COLUMBUS — The Big Ten season is back from the dead.
And the national-title chances for Ohio State appear once again to be alive and well.
In a stunning reversal from the early-August decision to postpone the fall season and the doubling-down on that hasty move later in the month, the Big Ten presidents and chancellors approved a plan on Wednesday morning for the league to kick off its season in October following a weekend full of meetings to sort through all the issues.
The conference had faced heated criticism for its cancellation and the lack of transparency that produced its decision last month, with the five weeks filled with public pleas from coaches, multiple protests from some Big Ten families, a petition from Buckeyes quarterback Justin Fields and a lawsuit from a handful of Nebraska players. Primarily, the issue boiled down to a question over why the league didn’t simply delay to buy itself more time to evaluate the pandemic situation that has changed dramatically since the Big Ten initially pulled the plug — with the availability of new, cheaper, faster, saliva-based tests for COVID-19 at the forefront.
That testing development was crucial in moving forward with a plan that is expected to feature games that are expected to start on the Oct. 24 weekend.

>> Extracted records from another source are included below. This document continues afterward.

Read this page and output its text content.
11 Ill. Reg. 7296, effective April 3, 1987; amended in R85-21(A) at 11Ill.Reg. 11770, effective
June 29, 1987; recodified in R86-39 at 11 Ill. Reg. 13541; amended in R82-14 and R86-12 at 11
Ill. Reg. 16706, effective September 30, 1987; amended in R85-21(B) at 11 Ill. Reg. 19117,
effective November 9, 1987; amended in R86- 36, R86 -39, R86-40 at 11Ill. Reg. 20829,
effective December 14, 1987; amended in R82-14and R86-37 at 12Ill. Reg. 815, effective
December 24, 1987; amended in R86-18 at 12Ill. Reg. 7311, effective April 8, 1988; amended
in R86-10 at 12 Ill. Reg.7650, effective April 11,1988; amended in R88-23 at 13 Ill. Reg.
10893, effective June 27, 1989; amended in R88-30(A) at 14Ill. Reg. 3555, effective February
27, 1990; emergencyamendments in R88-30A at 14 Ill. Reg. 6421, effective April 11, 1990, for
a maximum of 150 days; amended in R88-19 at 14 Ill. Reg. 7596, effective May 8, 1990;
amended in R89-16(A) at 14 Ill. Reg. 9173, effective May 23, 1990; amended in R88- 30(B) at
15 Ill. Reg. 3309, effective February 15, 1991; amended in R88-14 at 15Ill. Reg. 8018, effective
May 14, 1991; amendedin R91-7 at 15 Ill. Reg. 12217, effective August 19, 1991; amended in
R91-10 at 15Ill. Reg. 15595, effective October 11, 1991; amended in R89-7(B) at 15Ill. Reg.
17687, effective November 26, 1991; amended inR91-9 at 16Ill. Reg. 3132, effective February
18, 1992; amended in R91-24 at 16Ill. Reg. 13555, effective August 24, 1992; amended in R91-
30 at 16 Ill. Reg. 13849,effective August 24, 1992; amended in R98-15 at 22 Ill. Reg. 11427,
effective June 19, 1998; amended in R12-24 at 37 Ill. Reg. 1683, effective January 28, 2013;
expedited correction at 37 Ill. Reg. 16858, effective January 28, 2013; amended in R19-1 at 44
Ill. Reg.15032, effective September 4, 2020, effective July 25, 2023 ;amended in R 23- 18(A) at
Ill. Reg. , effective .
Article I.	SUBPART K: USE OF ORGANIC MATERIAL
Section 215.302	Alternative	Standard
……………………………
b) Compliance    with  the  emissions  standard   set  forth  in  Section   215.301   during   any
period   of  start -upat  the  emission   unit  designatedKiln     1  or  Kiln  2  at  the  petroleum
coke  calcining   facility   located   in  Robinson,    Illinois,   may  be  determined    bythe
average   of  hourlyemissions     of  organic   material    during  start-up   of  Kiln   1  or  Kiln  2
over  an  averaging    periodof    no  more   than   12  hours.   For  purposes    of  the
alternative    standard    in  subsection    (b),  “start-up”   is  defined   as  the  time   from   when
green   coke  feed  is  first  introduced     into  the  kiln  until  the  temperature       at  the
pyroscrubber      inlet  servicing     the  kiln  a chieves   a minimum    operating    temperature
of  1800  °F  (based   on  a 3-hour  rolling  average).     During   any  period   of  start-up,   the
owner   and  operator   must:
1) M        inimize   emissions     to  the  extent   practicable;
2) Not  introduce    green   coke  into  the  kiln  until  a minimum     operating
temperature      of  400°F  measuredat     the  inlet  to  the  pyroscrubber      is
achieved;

Pete Thamel confirmed the news initially for Yahoo Sports, and Lettermen Row sources confirmed that football would return this season once again on Wednesday.
Full details on the format and plan for the Big Ten are expected to be revealed by the league on Wednesday morning.
That was just one part of the new proposal from the Big Ten Return to Play task force that was presented to a small group of league decision-makers on Saturday before it was brought to the entire group of presidents and chancellors on Sunday. The Big Ten also heard pitches on how the schedule could be constructed in order to allow the league to participate in the College Football Football and satisfy broadcast partners, two key components to the effort to get back on the field in October instead of later with plans that included starts in November or January.
Getting rolling next month was a priority for hundreds of people across the league, but it might have the greatest upside for a historically-talented Ohio State team that has legitimate national-title aspirations. The entire program played an active role in trying to safely bring football back during this calendar year, with Ryan Day relentlessly fighting for his team in both public and private and the renowned medical staff of the Buckeyes methodically addressing the health and safety protocols. The Buckeyes were joined by Nebraska and Iowa in pushing for a delay during the failed first vote, but those schools and influential figures like Penn State’s James Franklin, Michigan coach Jim Harbaugh and Wisconsin athletic director Barry Alvarez kept the conversation alive in time to salvage a scaled-back season.
The process certainly wasn’t smooth, and there still promises to be complications along the way once the season actually starts. But the Big Ten is officially committed to trying, and both the league and the Buckeyes are now once again roaring back to life.
This is a developing story, and Lettermen Row will continue to have updates as the return-to-football plan comes into focus.